A few weeks back I noted that one of the objectives on an inventory process for reference data was data harmonization, which meant determining when two reference sets refer to the same conceptual domain and harmonizing the contents into a conformed standard domain. Conceptually it sounds relatively straightforward, but as with most data management techniques, its apparent simplicity hides a significant amount of complexity.
First, let's reconsider what reference data “harmonization” really means: taking two distinct data sets (data set A and data set B) that overlap to some measurable extent and merging those two data sets into a single data set. That merging process can be performed in a number of ways, including:
- Taking all the values of data set A and eliminating the non-intersecting values from data set B.
- Taking all the values of data set B and elimination the non-intersection values from data set A.
- Take all of the values from both data set A and data set B.
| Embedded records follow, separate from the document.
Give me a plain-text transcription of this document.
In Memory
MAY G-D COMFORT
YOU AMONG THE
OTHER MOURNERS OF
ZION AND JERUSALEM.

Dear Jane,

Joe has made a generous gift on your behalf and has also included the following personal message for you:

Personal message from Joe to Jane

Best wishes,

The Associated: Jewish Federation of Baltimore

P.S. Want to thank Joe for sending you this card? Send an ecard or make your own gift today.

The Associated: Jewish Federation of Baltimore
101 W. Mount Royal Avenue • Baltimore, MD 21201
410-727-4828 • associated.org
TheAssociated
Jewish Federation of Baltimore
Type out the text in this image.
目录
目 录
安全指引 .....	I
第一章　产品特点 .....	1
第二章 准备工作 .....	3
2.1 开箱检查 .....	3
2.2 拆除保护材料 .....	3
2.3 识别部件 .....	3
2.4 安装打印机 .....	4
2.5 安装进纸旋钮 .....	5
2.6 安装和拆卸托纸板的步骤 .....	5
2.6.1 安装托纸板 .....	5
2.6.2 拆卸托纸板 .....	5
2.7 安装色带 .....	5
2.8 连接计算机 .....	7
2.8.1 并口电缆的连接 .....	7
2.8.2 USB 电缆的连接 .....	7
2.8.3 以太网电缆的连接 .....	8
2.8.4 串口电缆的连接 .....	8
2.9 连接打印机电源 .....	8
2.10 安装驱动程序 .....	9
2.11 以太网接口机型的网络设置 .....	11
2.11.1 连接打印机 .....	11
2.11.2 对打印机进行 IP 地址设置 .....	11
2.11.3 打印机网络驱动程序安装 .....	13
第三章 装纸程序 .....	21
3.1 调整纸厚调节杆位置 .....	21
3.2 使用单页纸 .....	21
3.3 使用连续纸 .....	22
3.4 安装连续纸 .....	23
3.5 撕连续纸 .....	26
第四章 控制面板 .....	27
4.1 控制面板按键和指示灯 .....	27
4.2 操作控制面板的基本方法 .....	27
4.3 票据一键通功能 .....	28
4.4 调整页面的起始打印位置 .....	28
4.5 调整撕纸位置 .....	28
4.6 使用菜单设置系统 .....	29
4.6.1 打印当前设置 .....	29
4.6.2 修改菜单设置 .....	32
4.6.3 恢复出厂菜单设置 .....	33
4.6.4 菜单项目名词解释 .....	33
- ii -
- Take some (or all) of the values from data set A and some (or all) of the values from data set B.
- Don’t merge the sets at all.
Of course, four of these five alternatives are all just the mechanical last steps of a more complex process of deciding which values ultimately belong to a unified set.
There are two challenges that must be overcome before we even get to this point. The first, determining that the value domains refer to the same conceptual domain, involves mapping the values in the reference data set to a set of valid value meanings. The second challenge involves identifying the authoritative definitions that guide the choice of valid values. We will examine both of these tasks in the next set of posts.